Background: Introducing medical residency programs into community hospitals can raise concerns about potential negative effects on care quality and patient satisfaction. Patient experience is a core quality metric linked to clinical outcomes, yet evidence is limited on how launching a new residency affects patient experience in previously non-teaching settings. Our objective is to evaluate the impact of starting a new Internal Medicine residency program at a community hospital on patient experience scores, using the remainder of a regional hospital division as a comparison.

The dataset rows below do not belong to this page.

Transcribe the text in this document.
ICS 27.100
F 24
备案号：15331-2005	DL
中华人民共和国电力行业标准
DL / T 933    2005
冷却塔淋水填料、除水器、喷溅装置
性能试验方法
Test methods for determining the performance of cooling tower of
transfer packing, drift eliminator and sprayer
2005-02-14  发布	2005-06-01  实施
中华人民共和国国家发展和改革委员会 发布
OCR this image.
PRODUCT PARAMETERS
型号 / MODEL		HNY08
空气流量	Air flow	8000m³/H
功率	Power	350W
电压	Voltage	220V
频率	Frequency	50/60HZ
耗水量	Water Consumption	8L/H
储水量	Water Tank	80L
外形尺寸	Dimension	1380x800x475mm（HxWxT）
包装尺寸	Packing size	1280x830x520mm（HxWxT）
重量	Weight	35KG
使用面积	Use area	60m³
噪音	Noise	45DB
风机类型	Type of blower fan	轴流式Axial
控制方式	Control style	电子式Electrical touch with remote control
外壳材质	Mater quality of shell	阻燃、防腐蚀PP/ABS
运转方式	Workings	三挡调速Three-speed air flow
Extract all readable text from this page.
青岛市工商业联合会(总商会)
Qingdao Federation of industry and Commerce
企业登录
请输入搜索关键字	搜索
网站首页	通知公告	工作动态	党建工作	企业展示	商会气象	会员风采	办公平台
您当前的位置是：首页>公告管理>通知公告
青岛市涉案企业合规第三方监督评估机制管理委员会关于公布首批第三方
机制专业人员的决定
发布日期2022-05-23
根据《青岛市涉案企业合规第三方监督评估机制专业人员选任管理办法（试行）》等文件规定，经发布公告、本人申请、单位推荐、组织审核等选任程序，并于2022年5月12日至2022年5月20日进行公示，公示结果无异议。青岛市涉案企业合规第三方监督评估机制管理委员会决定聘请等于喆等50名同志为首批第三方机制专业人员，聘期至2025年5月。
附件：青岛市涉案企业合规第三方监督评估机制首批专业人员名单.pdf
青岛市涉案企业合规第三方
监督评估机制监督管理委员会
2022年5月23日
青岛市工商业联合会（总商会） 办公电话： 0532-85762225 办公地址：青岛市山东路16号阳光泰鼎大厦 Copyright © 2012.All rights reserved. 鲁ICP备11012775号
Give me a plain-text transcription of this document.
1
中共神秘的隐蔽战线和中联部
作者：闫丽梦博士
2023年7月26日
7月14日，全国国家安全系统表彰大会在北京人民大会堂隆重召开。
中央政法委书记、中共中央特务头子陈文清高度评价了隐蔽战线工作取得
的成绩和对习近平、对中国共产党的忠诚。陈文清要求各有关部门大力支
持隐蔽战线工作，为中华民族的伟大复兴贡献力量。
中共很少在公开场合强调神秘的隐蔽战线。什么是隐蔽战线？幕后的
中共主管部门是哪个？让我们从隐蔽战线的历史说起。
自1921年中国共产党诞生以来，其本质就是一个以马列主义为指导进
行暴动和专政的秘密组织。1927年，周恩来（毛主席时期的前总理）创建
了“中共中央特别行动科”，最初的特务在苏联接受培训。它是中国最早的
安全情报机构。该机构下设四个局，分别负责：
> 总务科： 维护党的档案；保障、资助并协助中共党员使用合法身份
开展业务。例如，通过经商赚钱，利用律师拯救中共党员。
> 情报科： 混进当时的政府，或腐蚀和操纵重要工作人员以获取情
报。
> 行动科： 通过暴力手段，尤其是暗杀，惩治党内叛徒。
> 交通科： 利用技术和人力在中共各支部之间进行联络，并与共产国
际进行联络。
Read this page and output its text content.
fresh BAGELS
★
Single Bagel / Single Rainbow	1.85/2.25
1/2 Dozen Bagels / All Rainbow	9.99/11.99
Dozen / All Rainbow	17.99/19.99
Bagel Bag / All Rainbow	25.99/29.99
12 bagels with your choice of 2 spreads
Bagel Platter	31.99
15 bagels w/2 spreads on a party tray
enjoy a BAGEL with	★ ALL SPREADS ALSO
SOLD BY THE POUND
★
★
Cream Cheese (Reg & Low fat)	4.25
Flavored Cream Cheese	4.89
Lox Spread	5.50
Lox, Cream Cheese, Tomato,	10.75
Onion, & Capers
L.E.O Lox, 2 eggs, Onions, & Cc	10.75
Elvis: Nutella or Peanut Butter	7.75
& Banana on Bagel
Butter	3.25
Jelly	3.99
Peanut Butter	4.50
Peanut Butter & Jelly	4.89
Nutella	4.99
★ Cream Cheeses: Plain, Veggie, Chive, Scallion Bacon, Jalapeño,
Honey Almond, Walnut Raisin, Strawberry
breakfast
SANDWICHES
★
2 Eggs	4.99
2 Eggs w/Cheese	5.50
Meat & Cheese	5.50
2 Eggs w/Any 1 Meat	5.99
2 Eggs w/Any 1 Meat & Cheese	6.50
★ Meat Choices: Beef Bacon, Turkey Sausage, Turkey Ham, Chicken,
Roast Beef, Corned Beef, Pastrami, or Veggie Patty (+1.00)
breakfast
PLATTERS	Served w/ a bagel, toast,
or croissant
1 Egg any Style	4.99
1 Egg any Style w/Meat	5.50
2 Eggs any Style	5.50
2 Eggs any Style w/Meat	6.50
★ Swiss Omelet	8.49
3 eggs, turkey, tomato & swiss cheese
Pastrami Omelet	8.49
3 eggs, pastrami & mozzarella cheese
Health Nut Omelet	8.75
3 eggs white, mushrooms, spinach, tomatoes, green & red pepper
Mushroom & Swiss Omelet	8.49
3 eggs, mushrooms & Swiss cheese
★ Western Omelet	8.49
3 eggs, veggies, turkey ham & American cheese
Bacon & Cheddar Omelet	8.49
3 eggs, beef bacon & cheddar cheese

Methods: We conducted a retrospective quasi-experimental study in a Gulf Coast hospital division. The intervention was the launch of a residency program in July 2024 (Q3 2024) at one hospital (“Clear Lake”), with other division hospitals as controls. We analyzed inpatient satisfaction surveys (top-box % of physician-related questions) over 8 quarters (4 pre, 4 post). We used two-proportion z-tests to compare pre/post scores, interrupted time series (ITS) to assess trend changes, and difference-in-differences (DiD) regression to compare Clear Lake’s changes with peers. Provider-level paired analyses evaluated within-provider score changes.

Results: We included >1,000,000 survey responses (~547,000 pre, 475,000 post) from 15 hospitals. Division-wide top-box provider experience scores rose from 65.5% to 70.0% (Δ+4.5 pp; p< 0.0001). Clear Lake improved from 64.8% to 68.0% (Δ+3.2 pp; p< 0.0001). ITS modeling showed significant acceleration in improvement post-intervention (slope +3.74 pp/quarter, p=0.026 division-wide; +3.72 pp, p=0.067 Clear Lake). No level drop occurred at program start. DiD analysis found Clear Lake’s gain was slightly smaller than peers’ (−1.04 pp; p< 0.001). Fourteen of 15 hospitals improved; Clear Lake’s improvement was below the median. Provider-level mean scores rose +5.17 pp division-wide (p< 0.0001), +3.07 pp at Clear Lake (not significant). Communication domains improved modestly.

Conclusions: Launching a residency program was associated with improved patient experience trends, not deterioration. The teaching hospital improved in parallel with peers, suggesting residents can be integrated without compromising patient satisfaction.

IMAGE 1: Trends in patient experience scores before and after residency programme introduction. Clear Lake’s scores (blue line) and division-wide scores (orange line) both improved over time, with an acceleration after Q3 2024.

IMAGE 2: Patient experience (physician domain top-box scores) one-year before vs after residency programme start. Values are percentages of respondents giving a top-box (most positive) answer, with number of survey responses in each period, and the absolute percentage point (pp) change.